Suite au succès de La Vie Parisienne, Jacques se remet au travail avec ses complices librettistes Meilhac et Halévy pour nous faire partager les amours de la souveraine. La célèbre cantatrice Hortense Schneider crée le rôle et attire les têtes couronnées lors des premières représentations de 1867 : Napoléon III seul, puis avec l’impératrice Eugénie.
Le prince de Galles,en costume ?
Le tsar Alexandre II et son fils le Grand-duc Vladimir.
Cette duchesse, aime, elle aime, elle aime.
La belle Hélène aimait les bergers. Elle, elle aime les militaires ! Acte I lequel va t’elle choisir ?
La grande-duchesse aime les militaires , mais si elle était à Venise avec Hoffman, aimerait-elle les diamants ? Le conte continue, Sur la lagune scintille le diamant, pour la femme ingénue et l’intemporel amant.

Véronique, d’André Messager. Opérette créée en 1898 aux Théâtres des Bouffes-Parisiens,
la salle dans laquelle Offenbach officiait avant comme directeur et chef d’orchestre.
Vous connaissez tous ce duo. Partons à dos d’âne, cahin caha. Florestan va t’il séduire une jolie fleur bleue, nommée Véronique ?
Destination Romainville, à l’époque à la campagne. Gageons que cueillir la marguerite en chemin va rapprocher notre duo …

Vous avez aimé La Vie Parisienne, et bien quelle chance, elle revient ! Plus de Reine Grecque, ni de Grande-Duchesse, mais un baron suédois, s’il vous plait !
Il désire profiter pleinement de son séjour dans la capitale souveraine …
Il veut….
Il veut….
Ecoutez !
Il était une fois un jeune homme qui se promenait dans les bois une pomme à la main. Il marchait sur les flancs du mont Ida en Crète… Pâris s’avance sans paresse.
C’est le fils du roi Priam. Il rencontre trois femmes, ce sont trois déesses.
Laquelle va t’il choisir pour lui donner la pomme et satisfaire son plaisir d’être le plus heureux des hommes ?

Tiens, des chanteurs des rues. Arrêtons nous pour écouter ce duo.
L’espagnol et la jeune indienne. Hum, hum..
J’ai hâte de connaître la fin de l’histoire.

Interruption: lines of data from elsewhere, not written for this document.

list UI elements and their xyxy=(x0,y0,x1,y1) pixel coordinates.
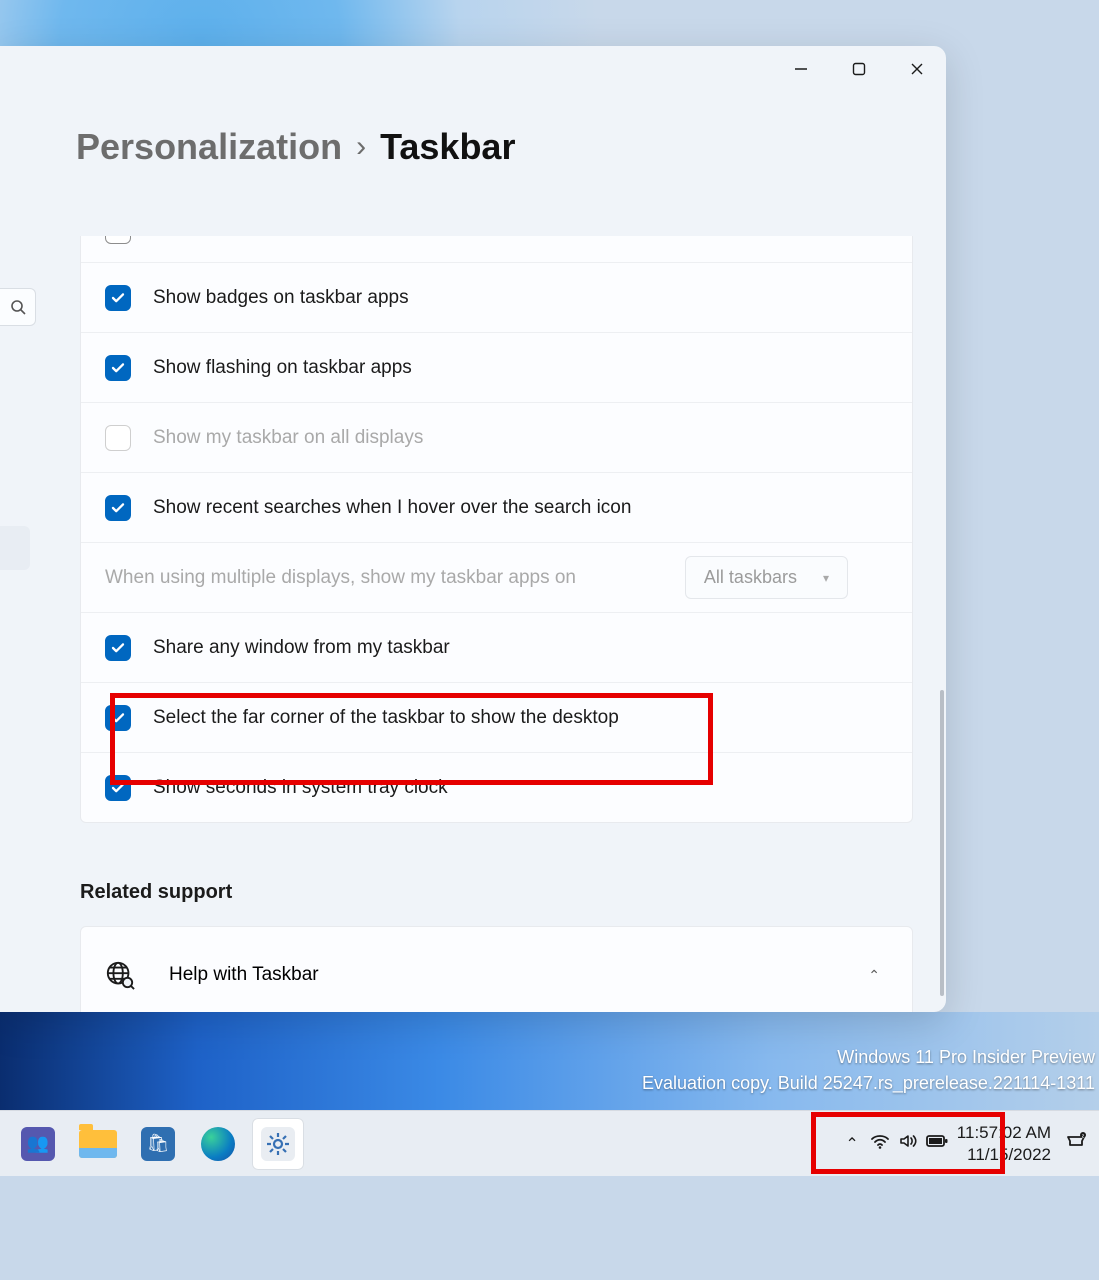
tray-time: 11:57:02 AM xyxy=(957,1122,1051,1143)
setting-label: Show recent searches when I hover over t… xyxy=(153,497,631,519)
wifi-icon xyxy=(869,1131,891,1156)
watermark-line2: Evaluation copy. Build 25247.rs_prerelea… xyxy=(642,1070,1095,1096)
checkbox[interactable] xyxy=(105,355,131,381)
checkbox[interactable] xyxy=(105,705,131,731)
volume-icon xyxy=(897,1131,919,1156)
battery-icon xyxy=(925,1131,947,1156)
checkbox[interactable] xyxy=(105,775,131,801)
windows-watermark: Windows 11 Pro Insider Preview Evaluatio… xyxy=(642,1044,1095,1096)
store-icon: 🛍 xyxy=(141,1127,175,1161)
globe-search-icon xyxy=(105,960,135,990)
maximize-button[interactable] xyxy=(830,46,888,92)
settings-content: Show badges on taskbar apps Show flashin… xyxy=(80,236,946,1012)
help-card: Help with Taskbar ⌃ Changing taskbar col… xyxy=(80,926,913,1012)
setting-row-partial[interactable] xyxy=(81,236,912,262)
page-title: Taskbar xyxy=(380,126,515,168)
notification-center-icon[interactable]: z xyxy=(1065,1130,1087,1157)
tray-quick-settings[interactable] xyxy=(869,1131,947,1156)
window-titlebar xyxy=(772,46,946,92)
tray-date: 11/15/2022 xyxy=(957,1144,1051,1165)
setting-row-all-displays: Show my taskbar on all displays xyxy=(81,402,912,472)
checkbox[interactable] xyxy=(105,236,131,244)
tray-overflow-chevron-icon[interactable]: ⌃ xyxy=(845,1134,858,1154)
setting-label: Show seconds in system tray clock xyxy=(153,777,448,799)
checkbox xyxy=(105,425,131,451)
help-label: Help with Taskbar xyxy=(169,964,319,986)
search-button[interactable] xyxy=(0,288,36,326)
multi-display-dropdown: All taskbars ▾ xyxy=(685,556,848,599)
watermark-line1: Windows 11 Pro Insider Preview xyxy=(642,1044,1095,1070)
taskbar-behaviors-card: Show badges on taskbar apps Show flashin… xyxy=(80,236,913,823)
checkbox[interactable] xyxy=(105,635,131,661)
taskbar-app-microsoft-store[interactable]: 🛍 xyxy=(132,1118,184,1170)
taskbar-app-teams[interactable]: 👥 xyxy=(12,1118,64,1170)
chevron-up-icon: ⌃ xyxy=(868,967,880,984)
setting-row-multi-display-apps: When using multiple displays, show my ta… xyxy=(81,542,912,612)
taskbar-pinned-apps: 👥 🛍 xyxy=(12,1118,304,1170)
folder-icon xyxy=(79,1130,117,1158)
setting-row-share-window[interactable]: Share any window from my taskbar xyxy=(81,612,912,682)
setting-label: Show flashing on taskbar apps xyxy=(153,357,412,379)
setting-label: Share any window from my taskbar xyxy=(153,637,450,659)
taskbar-app-edge[interactable] xyxy=(192,1118,244,1170)
related-support-heading: Related support xyxy=(80,881,946,904)
setting-row-recent-searches[interactable]: Show recent searches when I hover over t… xyxy=(81,472,912,542)
dropdown-value: All taskbars xyxy=(704,567,797,588)
edge-icon xyxy=(201,1127,235,1161)
help-with-taskbar-row[interactable]: Help with Taskbar ⌃ xyxy=(81,927,912,1012)
taskbar-app-settings[interactable] xyxy=(252,1118,304,1170)
chevron-down-icon: ▾ xyxy=(823,571,829,585)
close-button[interactable] xyxy=(888,46,946,92)
nav-item-active-sliver[interactable] xyxy=(0,526,30,570)
settings-window: Personalization › Taskbar Show badges on… xyxy=(0,46,946,1012)
setting-label: Show my taskbar on all displays xyxy=(153,427,423,449)
setting-row-show-seconds[interactable]: Show seconds in system tray clock xyxy=(81,752,912,822)
windows-taskbar[interactable]: 👥 🛍 ⌃ 11:57:02 AM 11/15/2022 xyxy=(0,1110,1099,1176)
taskbar-app-file-explorer[interactable] xyxy=(72,1118,124,1170)
checkbox[interactable] xyxy=(105,285,131,311)
scrollbar-thumb[interactable] xyxy=(940,690,944,996)
breadcrumb: Personalization › Taskbar xyxy=(76,126,515,168)
setting-label: Show badges on taskbar apps xyxy=(153,287,409,309)
gear-icon xyxy=(261,1127,295,1161)
taskbar-system-tray: ⌃ 11:57:02 AM 11/15/2022 z xyxy=(845,1122,1095,1165)
setting-row-show-desktop-corner[interactable]: Select the far corner of the taskbar to … xyxy=(81,682,912,752)
setting-row-show-flashing[interactable]: Show flashing on taskbar apps xyxy=(81,332,912,402)
tray-clock[interactable]: 11:57:02 AM 11/15/2022 xyxy=(957,1122,1051,1165)
checkbox[interactable] xyxy=(105,495,131,521)
setting-label: Select the far corner of the taskbar to … xyxy=(153,707,619,729)
setting-row-show-badges[interactable]: Show badges on taskbar apps xyxy=(81,262,912,332)
teams-icon: 👥 xyxy=(21,1127,55,1161)
minimize-button[interactable] xyxy=(772,46,830,92)
breadcrumb-separator-icon: › xyxy=(356,130,366,164)
search-icon xyxy=(10,299,26,315)
setting-label: When using multiple displays, show my ta… xyxy=(105,567,576,589)
breadcrumb-parent[interactable]: Personalization xyxy=(76,126,342,168)
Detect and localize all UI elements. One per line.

Offenbach frappe à la porte encore !
Dring, dring ! Oh zut ! Excusez -moi !
Tiens, depuis la Grèce… un tweet en direct d’Opérettes@florilège
Il est posté par @HélèneLaBlonde.
Amours divins ! Ardentes flammes !
Il nous faut de l’amour, n’en fût-il plus au monde !
Vite, j’envoie à Vénus
De l’amour, la déesse
Ce brûlant SMS
De l’amour, oui ! Encore plus !

A Venise, une nuit exquise pour Hoffmann.
Un duo de femmes, ivresse de l’amour, plus douce que le jour
Chante la barcarolle
Laisse les gondoles….

La soirée dans le grand monde va commencer. Le baron de Gondremarck découvre une amirale, en fait c’est Pauline une femme de chambre, déguisée comme les autres convives.
Un duo d’amour qui gravit une échelle immense, de la terre jusqu’aux cieux, un pays bleu, des nuages… Ne partez pas sans nous, sans nous, sans nous….

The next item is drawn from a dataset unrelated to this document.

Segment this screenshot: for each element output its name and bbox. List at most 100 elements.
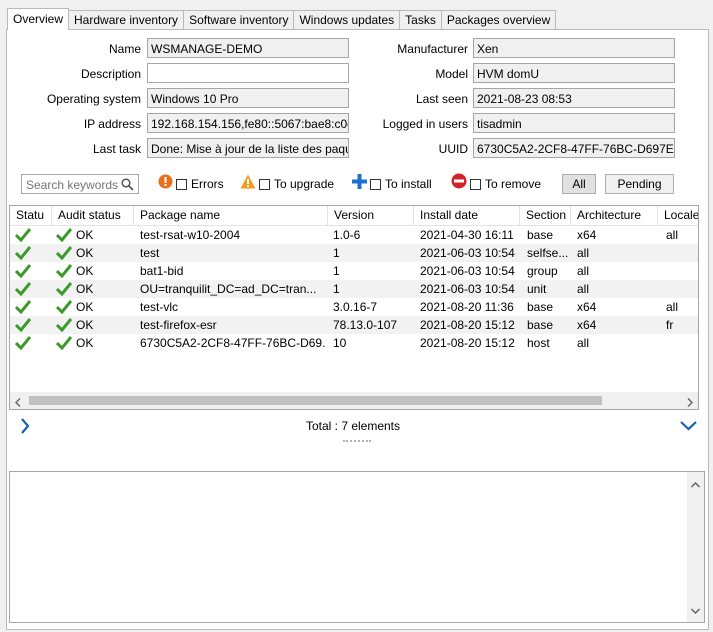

Nous sommes tous un peu saltimbanques à aller de ville en ville pour chanter nos airs de Paris, à Venise, de Sparte à Lima.
Le compositeur, Louis Ganne, à la veille du 20ème siècle nous emmène avec sa roulotte vers l’amour autour du monde , un amour qui flotte dans l’air à la ronde.
Funambule,
Hercule,
Lutteuse,
Amoureuse,
Tous à la valse
Qui nous enlace.

Il n’y a pas qu’Offenbach qui déambule au carreau des halles, Charles Lecocq également. Nous sommes sous le Directoire, la Terreur est passée. Clairette Angot est orpheline et a été élevée par les marchandes des Halles. L’une d’entre elles, Amarante, nous présente la mère Angot, marchande de poissons. Clairette Angot a été emprisonnée pour avoir chanté une chanson défendue contre l’actrice Lange.
Les deux femmes se rencontrent et se reconnaissent, elles étaient ensembles dans le même pensionnat.. Jours fortunés…. Ouvrons les portes closes du pensionnat.

Nous vous entraînons dans un défilé de mode parisienne ! Admirons les frou frou,
De la bottine au genou
Ecoutons les toc toc toc.
On ressent comme un choc
Dieu, qu’elle est belle
La gantière Gabrielle …. !

Puis, ce sera le tour du Général Boum qui pour effrayer l’ennemi compte sur son panache qu’il a là-haut. Pif, Paf, Pouf et Ta Ra Pa Pa Poum. Ici, c’est le génie d’Offenbach qui officie encore et encore. Pif Paf Pouf est une parodie de l’opéra Les Huguenots de Meyerbeer. 31 ans plus tard il va écrire un air qui va rester dans vos têtes bien après ce concert…
Pif Paf Pouf …. Un zeste d’anti militarisme traîne deci delà…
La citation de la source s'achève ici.